The truth was the party from a couple nights ago hadn't been enough to satiate my newly found...appetite. I had been able to focus relatively well the next day, without the help of Adderall, but my body soon started to alert me that it wasn't satisfied yet. I couldn't seem to eat enough food, and I was sure that my body would continue to rebel until I gathered more soul fragments.

Still, if my attention problem could be fixed with Adderall, my hunger problem could be fixed with food. Desmond hadn't been around to pressure me into stealing souls, so I would deal with this my own way. By stuffing my face.

By the time I was second in line, I really wasn't feeling right. I was shifting nervously from foot to foot, anxious fill my belly with food, in hopes that it would make me feel normal. I lifted my left hand to pull out an eyelash, but caught myself midway. I firmly crossed my arms and tried to concentrate on not picking at myself.

The girl in front of me sure seemed to be taking her time. The cashier had asked her if she wanted anything else with her wrap and cookie, and I saw her eyeing the baklava, which was on display in a glass dome dish.

I also looked at the baklava with desire in my eyes. Except, when I thought about it, I realized that I didn't want the baklava for myself. I wanted the girl in front of me to eat it. No, I needed her to eat it. I needed her to eat it more desperately than I needed to eat a falafel wrap, the idea of which I had been slobbering over only a moment ago.

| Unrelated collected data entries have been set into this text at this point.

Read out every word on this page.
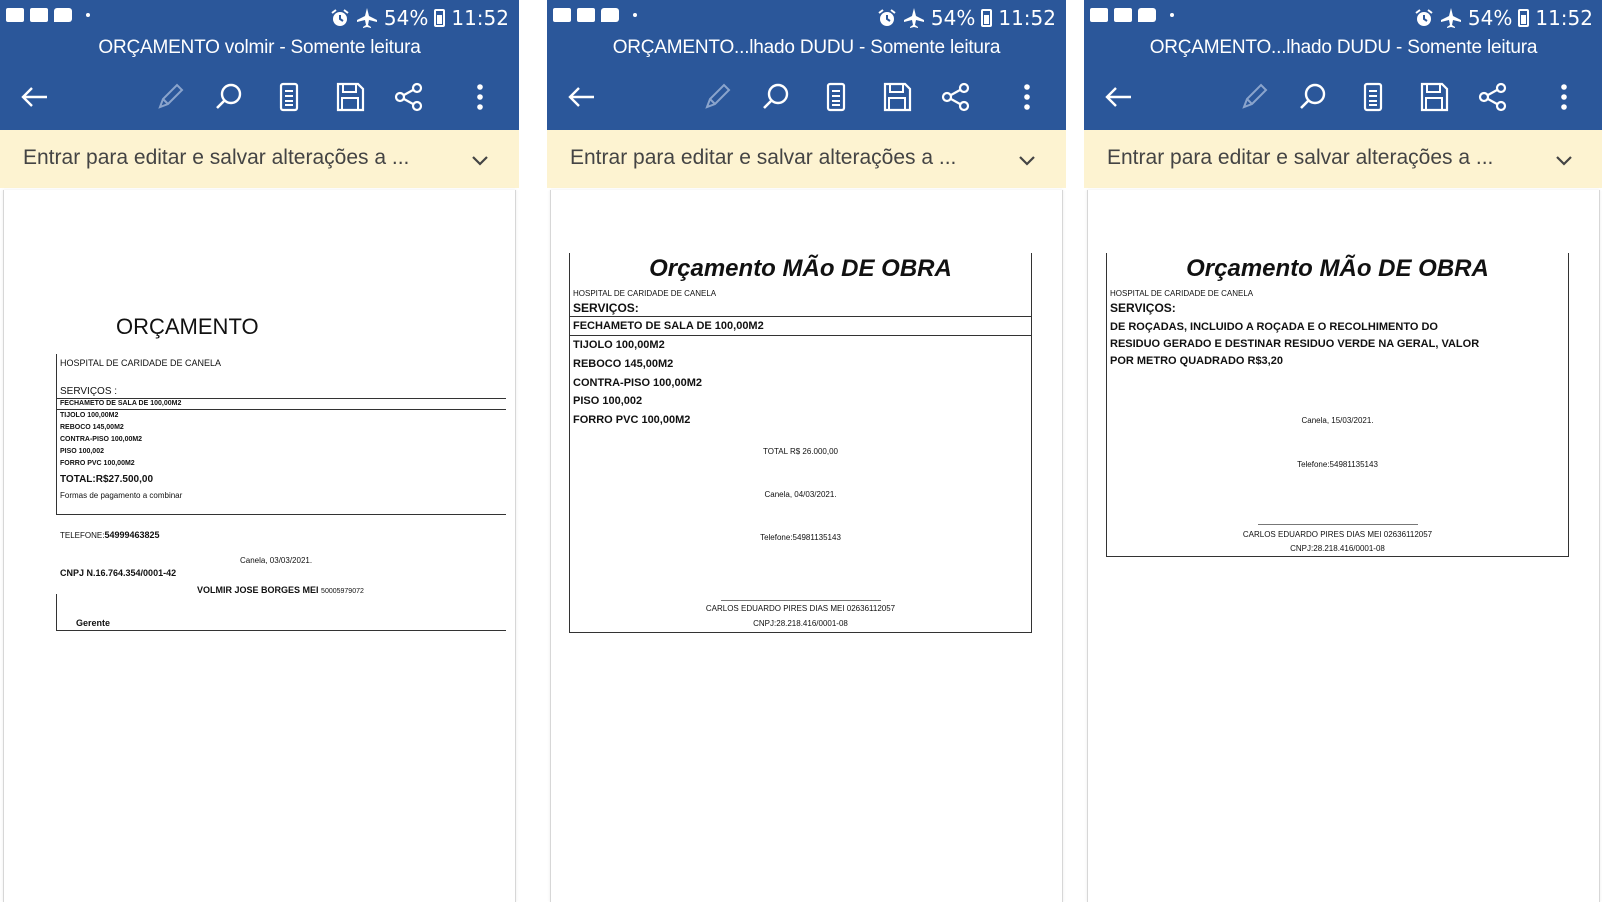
54% 11:52
ORÇAMENTO volmir - Somente leitura
Entrar para editar e salvar alterações a ...
ORÇAMENTO
HOSPITAL DE CARIDADE DE CANELA
SERVIÇOS :
FECHAMETO DE SALA DE 100,00M2
TIJOLO 100,00M2
REBOCO 145,00M2
CONTRA-PISO 100,00M2
PISO 100,002
FORRO PVC 100,00M2
TOTAL:R$27.500,00
Formas de pagamento a combinar
TELEFONE:54999463825
Canela, 03/03/2021.
CNPJ N.16.764.354/0001-42
VOLMIR JOSE BORGES MEI 50005979072
Gerente
54% 11:52
ORÇAMENTO...lhado DUDU - Somente leitura
Entrar para editar e salvar alterações a ...
Orçamento MÃo DE OBRA
HOSPITAL DE CARIDADE DE CANELA
SERVIÇOS:
FECHAMETO DE SALA DE 100,00M2
TIJOLO 100,00M2
REBOCO 145,00M2
CONTRA-PISO 100,00M2
PISO 100,002
FORRO PVC 100,00M2
TOTAL R$ 26.000,00
Canela, 04/03/2021.
Telefone:54981135143
CARLOS EDUARDO PIRES DIAS MEI 02636112057
CNPJ:28.218.416/0001-08
54% 11:52
ORÇAMENTO...lhado DUDU - Somente leitura
Entrar para editar e salvar alterações a ...
Orçamento MÃo DE OBRA
HOSPITAL DE CARIDADE DE CANELA
SERVIÇOS:
DE ROÇADAS, INCLUIDO A ROÇADA E O RECOLHIMENTO DO
RESIDUO GERADO E DESTINAR RESIDUO VERDE NA GERAL, VALOR
POR METRO QUADRADO R$3,20
Canela, 15/03/2021.
Telefone:54981135143
CARLOS EDUARDO PIRES DIAS MEI 02636112057
CNPJ:28.218.416/0001-08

Without really thinking about what I was doing, I scooted forward, toward the girl. She was too focused on the baklava to notice the crazed need in my eyes. Then, I suddenly composed myself. I leaned onto my elbow on the counter and smiled at the girl. "Erm, hi," I said, managing to undo the cool composure that I'd been going for.

She looked at me, confused, probably wondering why the hell I was talking to her while she was trying to order food.

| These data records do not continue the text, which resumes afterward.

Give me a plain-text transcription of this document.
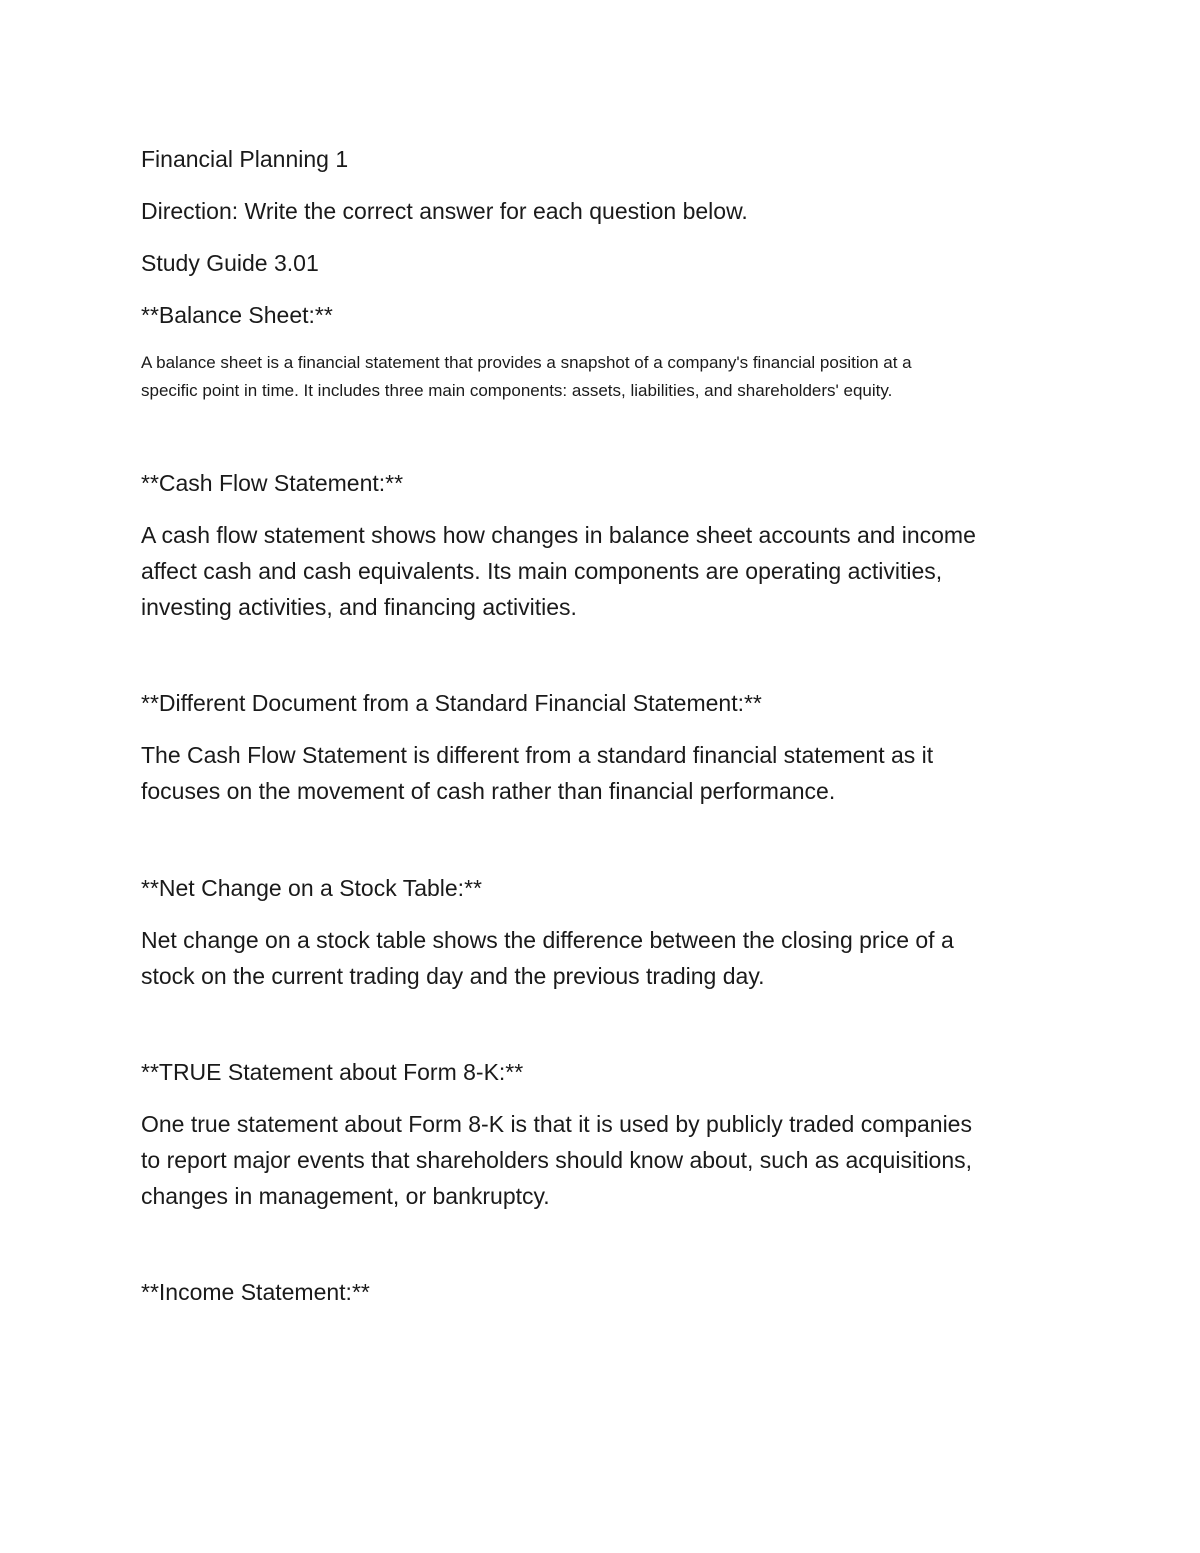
Financial Planning 1

Direction: Write the correct answer for each question below.

Study Guide 3.01

**Balance Sheet:**

A balance sheet is a financial statement that provides a snapshot of a company's financial position at a

specific point in time. It includes three main components: assets, liabilities, and shareholders' equity.

**Cash Flow Statement:**

A cash flow statement shows how changes in balance sheet accounts and income

affect cash and cash equivalents. Its main components are operating activities,

investing activities, and financing activities.

**Different Document from a Standard Financial Statement:**

The Cash Flow Statement is different from a standard financial statement as it

focuses on the movement of cash rather than financial performance.

**Net Change on a Stock Table:**

Net change on a stock table shows the difference between the closing price of a

stock on the current trading day and the previous trading day.

**TRUE Statement about Form 8-K:**

One true statement about Form 8-K is that it is used by publicly traded companies

to report major events that shareholders should know about, such as acquisitions,

changes in management, or bankruptcy.

**Income Statement:**
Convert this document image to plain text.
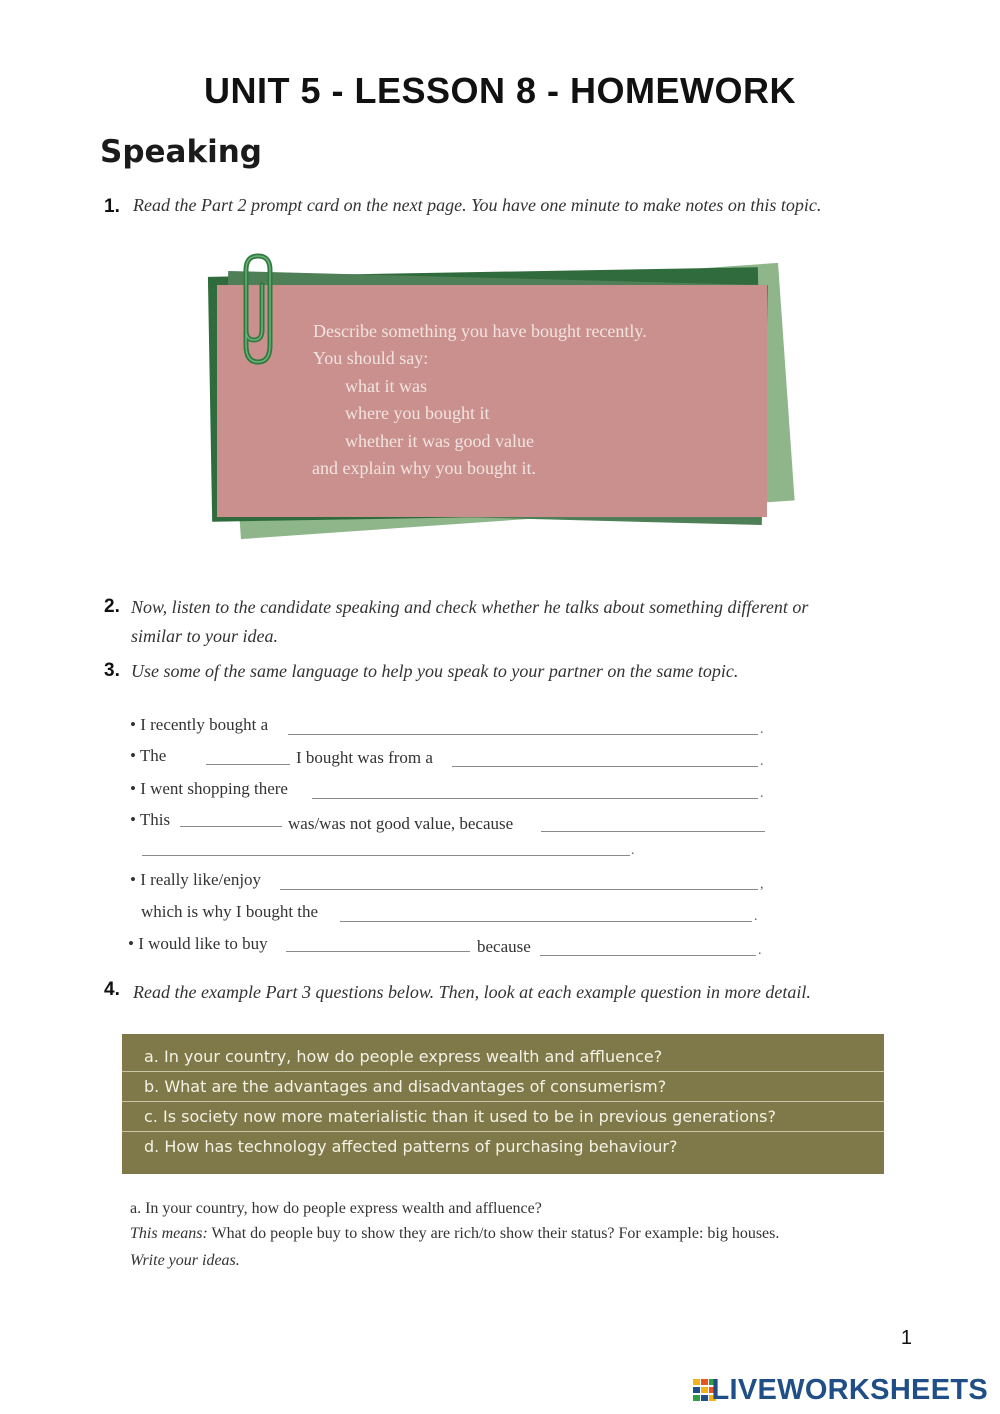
UNIT 5 - LESSON 8 - HOMEWORK
Speaking
1. Read the Part 2 prompt card on the next page. You have one minute to make notes on this topic.
Describe something you have bought recently.
You should say:
what it was
where you bought it
whether it was good value
and explain why you bought it.
2. Now, listen to the candidate speaking and check whether he talks about something different or
similar to your idea.
3. Use some of the same language to help you speak to your partner on the same topic.
• I recently bought a	.
• The	I bought was from a	.
• I went shopping there	.
• This	was/was not good value, because
.
• I really like/enjoy	,
which is why I bought the	.
• I would like to buy	because	.
4. Read the example Part 3 questions below. Then, look at each example question in more detail.
a. In your country, how do people express wealth and affluence?
b. What are the advantages and disadvantages of consumerism?
c. Is society now more materialistic than it used to be in previous generations?
d. How has technology affected patterns of purchasing behaviour?
a. In your country, how do people express wealth and affluence?
This means: What do people buy to show they are rich/to show their status? For example: big houses.
Write your ideas.
1
LIVEWORKSHEETS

I pushed forward. "So I saw you eyeing the baklava."

"Do you want it? I don't need it. You can have it if you want." She still looked confused because there were three pieces left in the glass dome.

This was definitely not going well. "No, no, I'm good!" I quickly said, before she made up her mind to not get any. "It's just that you looked like you were having trouble deciding, so I thought I would help you."